The study estimated an after-tax net present value of (10% discount rate) of $1 billion, an after-tax internal rate of return of 23.8%, undiscounted life-of-mine free cash flows of $5.9 billion, and initial capital expenditures of $520 million to achieve first production.
These results are based on the production of ilmenite and zircon alone. The Ranobe deposit also contains large quantities of monazite, a rich source of REEs used in magnets (neodymium and praseodymium, dysprosium and terbium), electric vehicles, and a variety of clean energy and advanced technologies.
Incorporating the monazite production, Base Resources released in 2023 a prefeasibility study that improved the economics: $2 billion after-tax NPV, 32.4% IRR and $10.7 billion cash flow. The initial capital cost was $591 million.
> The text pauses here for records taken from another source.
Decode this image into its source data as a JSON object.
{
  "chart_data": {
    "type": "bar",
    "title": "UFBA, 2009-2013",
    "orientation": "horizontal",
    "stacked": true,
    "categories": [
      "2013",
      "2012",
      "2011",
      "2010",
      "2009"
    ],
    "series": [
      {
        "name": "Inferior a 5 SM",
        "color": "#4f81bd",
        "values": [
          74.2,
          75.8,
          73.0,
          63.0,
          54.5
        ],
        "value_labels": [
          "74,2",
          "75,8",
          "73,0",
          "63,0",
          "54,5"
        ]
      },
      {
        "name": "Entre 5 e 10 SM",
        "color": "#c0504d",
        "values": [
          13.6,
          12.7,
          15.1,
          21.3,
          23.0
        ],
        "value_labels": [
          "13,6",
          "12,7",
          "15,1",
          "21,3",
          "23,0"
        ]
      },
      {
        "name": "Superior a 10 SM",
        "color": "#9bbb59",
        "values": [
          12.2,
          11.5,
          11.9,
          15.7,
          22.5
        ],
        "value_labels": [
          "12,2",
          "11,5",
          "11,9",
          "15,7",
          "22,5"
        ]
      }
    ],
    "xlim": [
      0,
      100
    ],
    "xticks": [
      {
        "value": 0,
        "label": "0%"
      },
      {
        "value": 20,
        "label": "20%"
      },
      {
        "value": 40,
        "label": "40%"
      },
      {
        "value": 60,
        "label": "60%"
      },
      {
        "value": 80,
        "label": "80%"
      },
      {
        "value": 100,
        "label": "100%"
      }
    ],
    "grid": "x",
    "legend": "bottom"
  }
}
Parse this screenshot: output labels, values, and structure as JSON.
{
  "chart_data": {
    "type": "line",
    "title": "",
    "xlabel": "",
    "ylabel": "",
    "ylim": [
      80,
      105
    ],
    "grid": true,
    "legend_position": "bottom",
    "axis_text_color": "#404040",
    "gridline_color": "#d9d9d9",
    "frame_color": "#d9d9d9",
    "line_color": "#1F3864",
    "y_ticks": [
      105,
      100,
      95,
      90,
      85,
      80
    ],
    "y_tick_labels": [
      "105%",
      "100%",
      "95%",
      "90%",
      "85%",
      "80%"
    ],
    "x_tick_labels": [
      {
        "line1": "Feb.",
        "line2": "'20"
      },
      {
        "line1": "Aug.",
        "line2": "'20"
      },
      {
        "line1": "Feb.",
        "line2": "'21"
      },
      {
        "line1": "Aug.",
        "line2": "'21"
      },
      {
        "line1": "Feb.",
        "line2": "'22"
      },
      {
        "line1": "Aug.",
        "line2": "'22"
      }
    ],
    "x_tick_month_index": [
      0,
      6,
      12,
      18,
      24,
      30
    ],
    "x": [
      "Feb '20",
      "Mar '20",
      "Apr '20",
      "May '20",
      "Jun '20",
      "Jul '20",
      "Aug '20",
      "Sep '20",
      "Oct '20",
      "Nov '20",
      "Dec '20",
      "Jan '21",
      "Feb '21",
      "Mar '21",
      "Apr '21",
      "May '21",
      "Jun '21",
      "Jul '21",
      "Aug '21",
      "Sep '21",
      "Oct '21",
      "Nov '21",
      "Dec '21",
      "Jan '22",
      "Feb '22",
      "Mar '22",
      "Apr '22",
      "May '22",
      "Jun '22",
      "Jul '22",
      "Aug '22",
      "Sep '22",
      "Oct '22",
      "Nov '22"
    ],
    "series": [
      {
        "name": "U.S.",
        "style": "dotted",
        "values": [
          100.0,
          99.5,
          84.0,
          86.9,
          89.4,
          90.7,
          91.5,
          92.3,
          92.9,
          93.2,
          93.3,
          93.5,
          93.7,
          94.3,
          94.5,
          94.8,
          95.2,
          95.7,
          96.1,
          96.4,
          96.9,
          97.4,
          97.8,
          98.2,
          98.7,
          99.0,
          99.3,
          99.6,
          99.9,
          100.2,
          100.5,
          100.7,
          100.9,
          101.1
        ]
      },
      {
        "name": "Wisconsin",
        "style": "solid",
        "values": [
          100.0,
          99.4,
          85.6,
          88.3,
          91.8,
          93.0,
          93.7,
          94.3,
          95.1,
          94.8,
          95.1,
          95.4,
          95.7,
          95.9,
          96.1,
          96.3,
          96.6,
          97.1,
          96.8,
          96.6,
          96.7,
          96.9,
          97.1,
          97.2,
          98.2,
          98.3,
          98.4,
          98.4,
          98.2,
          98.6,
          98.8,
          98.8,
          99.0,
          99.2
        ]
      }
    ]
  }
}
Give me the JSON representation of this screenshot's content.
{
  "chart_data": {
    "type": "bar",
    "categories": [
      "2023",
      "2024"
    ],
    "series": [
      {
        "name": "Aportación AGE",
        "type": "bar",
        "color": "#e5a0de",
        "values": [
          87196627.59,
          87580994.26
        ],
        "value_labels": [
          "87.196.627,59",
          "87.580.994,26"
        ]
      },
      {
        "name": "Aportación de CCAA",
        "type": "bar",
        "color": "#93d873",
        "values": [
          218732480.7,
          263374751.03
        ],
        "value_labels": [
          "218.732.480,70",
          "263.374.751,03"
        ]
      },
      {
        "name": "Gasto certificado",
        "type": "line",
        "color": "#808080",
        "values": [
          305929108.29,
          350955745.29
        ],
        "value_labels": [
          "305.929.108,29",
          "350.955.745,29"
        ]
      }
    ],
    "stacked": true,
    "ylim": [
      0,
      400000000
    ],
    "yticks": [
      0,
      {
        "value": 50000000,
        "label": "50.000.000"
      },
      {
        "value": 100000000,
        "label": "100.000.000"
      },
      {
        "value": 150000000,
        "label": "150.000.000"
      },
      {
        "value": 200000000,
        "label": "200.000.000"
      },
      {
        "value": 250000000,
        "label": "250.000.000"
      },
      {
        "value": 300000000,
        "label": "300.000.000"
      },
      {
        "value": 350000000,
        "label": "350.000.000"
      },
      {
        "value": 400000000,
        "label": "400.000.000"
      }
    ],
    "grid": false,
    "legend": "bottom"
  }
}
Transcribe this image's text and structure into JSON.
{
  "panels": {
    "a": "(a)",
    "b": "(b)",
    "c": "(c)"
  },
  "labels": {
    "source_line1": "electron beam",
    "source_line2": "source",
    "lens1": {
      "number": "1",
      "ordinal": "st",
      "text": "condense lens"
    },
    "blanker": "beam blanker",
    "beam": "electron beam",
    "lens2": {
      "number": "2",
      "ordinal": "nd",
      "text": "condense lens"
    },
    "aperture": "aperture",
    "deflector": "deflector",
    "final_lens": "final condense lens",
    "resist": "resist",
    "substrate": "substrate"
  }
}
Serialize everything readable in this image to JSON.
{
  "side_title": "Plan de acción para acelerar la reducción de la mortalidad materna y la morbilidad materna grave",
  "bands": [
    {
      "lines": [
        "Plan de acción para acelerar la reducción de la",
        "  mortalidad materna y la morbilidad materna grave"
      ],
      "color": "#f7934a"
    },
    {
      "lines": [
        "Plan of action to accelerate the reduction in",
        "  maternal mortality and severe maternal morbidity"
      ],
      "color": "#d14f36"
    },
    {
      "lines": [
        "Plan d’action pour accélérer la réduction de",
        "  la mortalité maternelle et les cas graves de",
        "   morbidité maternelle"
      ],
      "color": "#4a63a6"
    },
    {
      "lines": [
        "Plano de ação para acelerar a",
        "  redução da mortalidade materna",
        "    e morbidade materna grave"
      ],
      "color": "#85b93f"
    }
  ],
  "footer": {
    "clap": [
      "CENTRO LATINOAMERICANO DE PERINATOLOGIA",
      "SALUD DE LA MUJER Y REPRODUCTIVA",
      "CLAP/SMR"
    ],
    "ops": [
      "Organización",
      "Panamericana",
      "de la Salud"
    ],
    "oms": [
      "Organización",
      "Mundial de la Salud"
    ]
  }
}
According to Energy Fuels, the Toliara project is expected to be a cornerstone source of monazite supply, providing a long-term and large-scale supply at 21,800 tonnes per annum to the White Mesa mill for processing into REE oxides and other advanced REE materials.
Processing monazite from Toliara will also add approximately 75,000 lb. of low-cost uranium production (at an incremental cost of approximately $8 per pound) per year at the mill, totaling approximately 3 million lb. of recovered U3O8 over the life of the project, according to company estimates.
As the monazite will be a very low-cost byproduct of Toliara’s primary ilmenite and zircon production, the total cost of production of REE oxides at the mill is expected to be low-cost and globally competitive, the company says.